Grazing wasn’t a complete solution in any case. The central issue is thinking is taxing. If I was loading hay all day, I wouldn’t try to come up with some magical plan whereby at the end of the day I’m not tired. Because the work of an engineer goes on inside our heads, we are more apt to assume that we can simply change the ramifications of doing it with moral resolve. Just because the action isn’t visible however doesn’t mean it is less real.
The solution I’ve been relying on for the last week has been a tasty one: chocolate covered espresso beans. Coffee might taste like dirty water, but the magical font of Goodness that is chocolate manages to make it delicious. Honestly, I think if I stuck with it for long enough I could condition myself to enjoy the taste of coffee (much like I now enjoy beer, which pretty much every first-time drinker agrees tastes like horse pee).
The problem isn’t really solved though. I do manage to stay conscious through the afternoon, but my focus is sharp right after a shot of caffeine and sugar, and drops off again with increasing rapidity. The big problem is there isn’t such a thing as a free lunch — three nights this week I got home around 6:00 and was asleep by 7:00 only to wake up at 2am unable to get back to sleep. (And being up from 2-5am leaves one with the reactive efficiency of roadkill the following day.)
I suppose I could view making it through the work day as a success and say that it is unprofessional of me to consider my discomfort at home when structuring my schedule, but I’m pretty sure that is the express train to getting your soul sucked out. (Something that would ultimately not only be bad for me, but for Sun as well.)

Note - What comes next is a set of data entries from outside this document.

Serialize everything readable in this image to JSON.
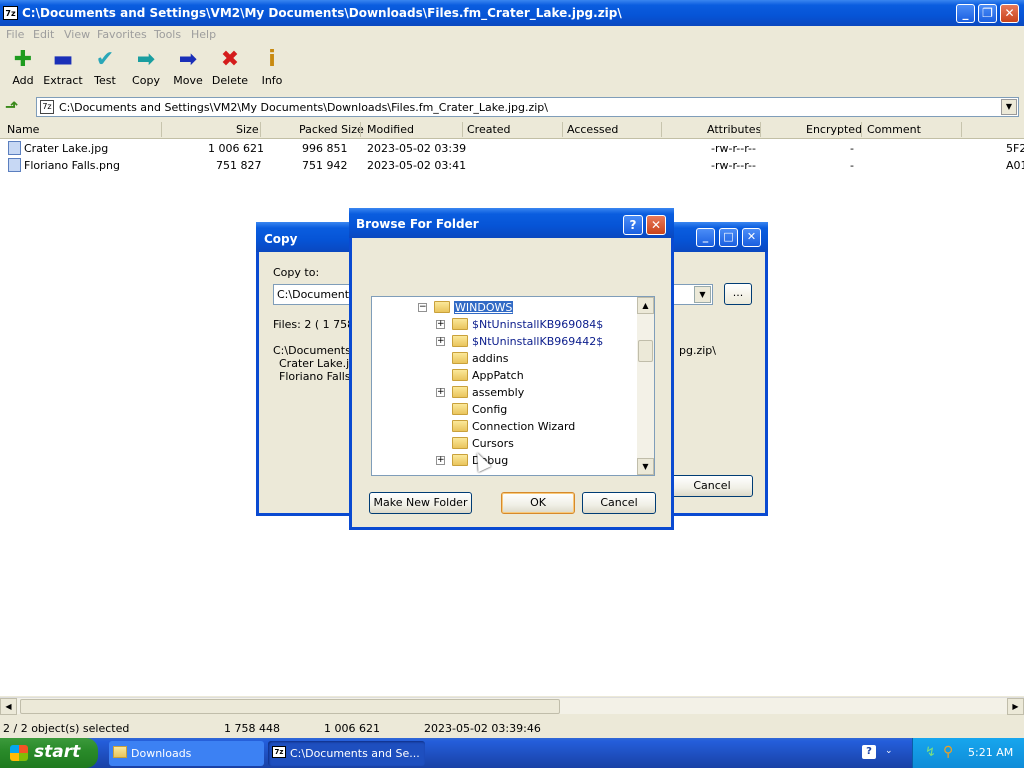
{
  "window": {
    "title": "C:\\Documents and Settings\\VM2\\My Documents\\Downloads\\Files.fm_Crater_Lake.jpg.zip\\",
    "icon_text": "7z"
  },
  "menu": [
    "File",
    "Edit",
    "View",
    "Favorites",
    "Tools",
    "Help"
  ],
  "toolbar": [
    {
      "label": "Add",
      "icon": "plus-icon",
      "glyph": "✚",
      "color": "#1e9b1e"
    },
    {
      "label": "Extract",
      "icon": "minus-icon",
      "glyph": "▬",
      "color": "#1a2fb8"
    },
    {
      "label": "Test",
      "icon": "check-icon",
      "glyph": "✔",
      "color": "#2aa7b8"
    },
    {
      "label": "Copy",
      "icon": "arrow-right-icon",
      "glyph": "➡",
      "color": "#1a9ea0"
    },
    {
      "label": "Move",
      "icon": "arrow-right-icon",
      "glyph": "➡",
      "color": "#1a2fb8"
    },
    {
      "label": "Delete",
      "icon": "x-icon",
      "glyph": "✖",
      "color": "#d41c1c"
    },
    {
      "label": "Info",
      "icon": "info-icon",
      "glyph": "i",
      "color": "#c88a10"
    }
  ],
  "address": {
    "path": "C:\\Documents and Settings\\VM2\\My Documents\\Downloads\\Files.fm_Crater_Lake.jpg.zip\\"
  },
  "columns": [
    "Name",
    "Size",
    "Packed Size",
    "Modified",
    "Created",
    "Accessed",
    "Attributes",
    "Encrypted",
    "Comment"
  ],
  "files": [
    {
      "name": "Crater Lake.jpg",
      "size": "1 006 621",
      "packed": "996 851",
      "modified": "2023-05-02 03:39",
      "attributes": "-rw-r--r--",
      "encrypted": "-",
      "crc": "5F2"
    },
    {
      "name": "Floriano Falls.png",
      "size": "751 827",
      "packed": "751 942",
      "modified": "2023-05-02 03:41",
      "attributes": "-rw-r--r--",
      "encrypted": "-",
      "crc": "A01"
    }
  ],
  "status": {
    "selected": "2 / 2 object(s) selected",
    "total_size": "1 758 448",
    "size": "1 006 621",
    "date": "2023-05-02 03:39:46"
  },
  "copy_dialog": {
    "title": "Copy",
    "copy_to_label": "Copy to:",
    "path_value": "C:\\Documents a",
    "files_info": "Files: 2    ( 1 758",
    "path_line": "C:\\Documents a",
    "path_tail": "pg.zip\\",
    "file1": "Crater Lake.jpg",
    "file2": "Floriano Falls.p",
    "browse_label": "...",
    "cancel_label": "Cancel"
  },
  "browse_dialog": {
    "title": "Browse For Folder",
    "help_label": "?",
    "close_label": "✕",
    "tree": [
      {
        "label": "WINDOWS",
        "level": 0,
        "expander": "−",
        "selected": true
      },
      {
        "label": "$NtUninstallKB969084$",
        "level": 1,
        "expander": "+",
        "blue": true
      },
      {
        "label": "$NtUninstallKB969442$",
        "level": 1,
        "expander": "+",
        "blue": true
      },
      {
        "label": "addins",
        "level": 1,
        "expander": ""
      },
      {
        "label": "AppPatch",
        "level": 1,
        "expander": ""
      },
      {
        "label": "assembly",
        "level": 1,
        "expander": "+"
      },
      {
        "label": "Config",
        "level": 1,
        "expander": ""
      },
      {
        "label": "Connection Wizard",
        "level": 1,
        "expander": ""
      },
      {
        "label": "Cursors",
        "level": 1,
        "expander": ""
      },
      {
        "label": "Debug",
        "level": 1,
        "expander": "+"
      }
    ],
    "make_new_folder": "Make New Folder",
    "ok": "OK",
    "cancel": "Cancel"
  },
  "taskbar": {
    "start": "start",
    "tasks": [
      {
        "label": "Downloads"
      },
      {
        "label": "C:\\Documents and Se..."
      }
    ],
    "clock": "5:21 AM"
  }
}
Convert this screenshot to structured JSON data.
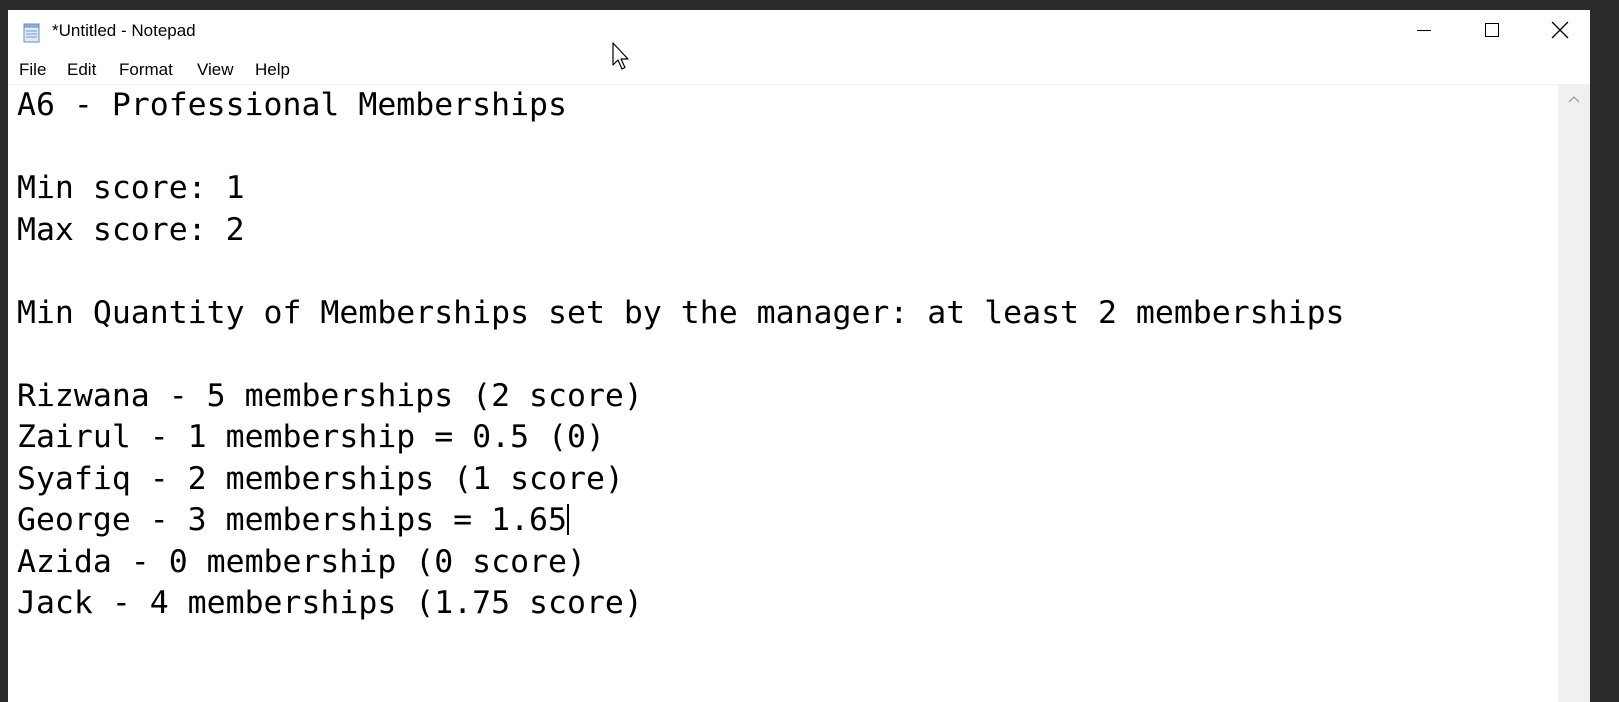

I figure though that my specialty is systemization, and if there is solution to be had, I can find it. I’ve got a more formal set of ideas on the process for doing that, but for the sake of brevity I’ll not go into all that. I’ll just mention that the plan for the next week is to work 7am-2pm, go home, probably nap and then work another hour or so in the evening. I’ve not got the criteria yet for doing a more formal evaluation, but I figure I’ll at least get a sense of how it leaves me feeling.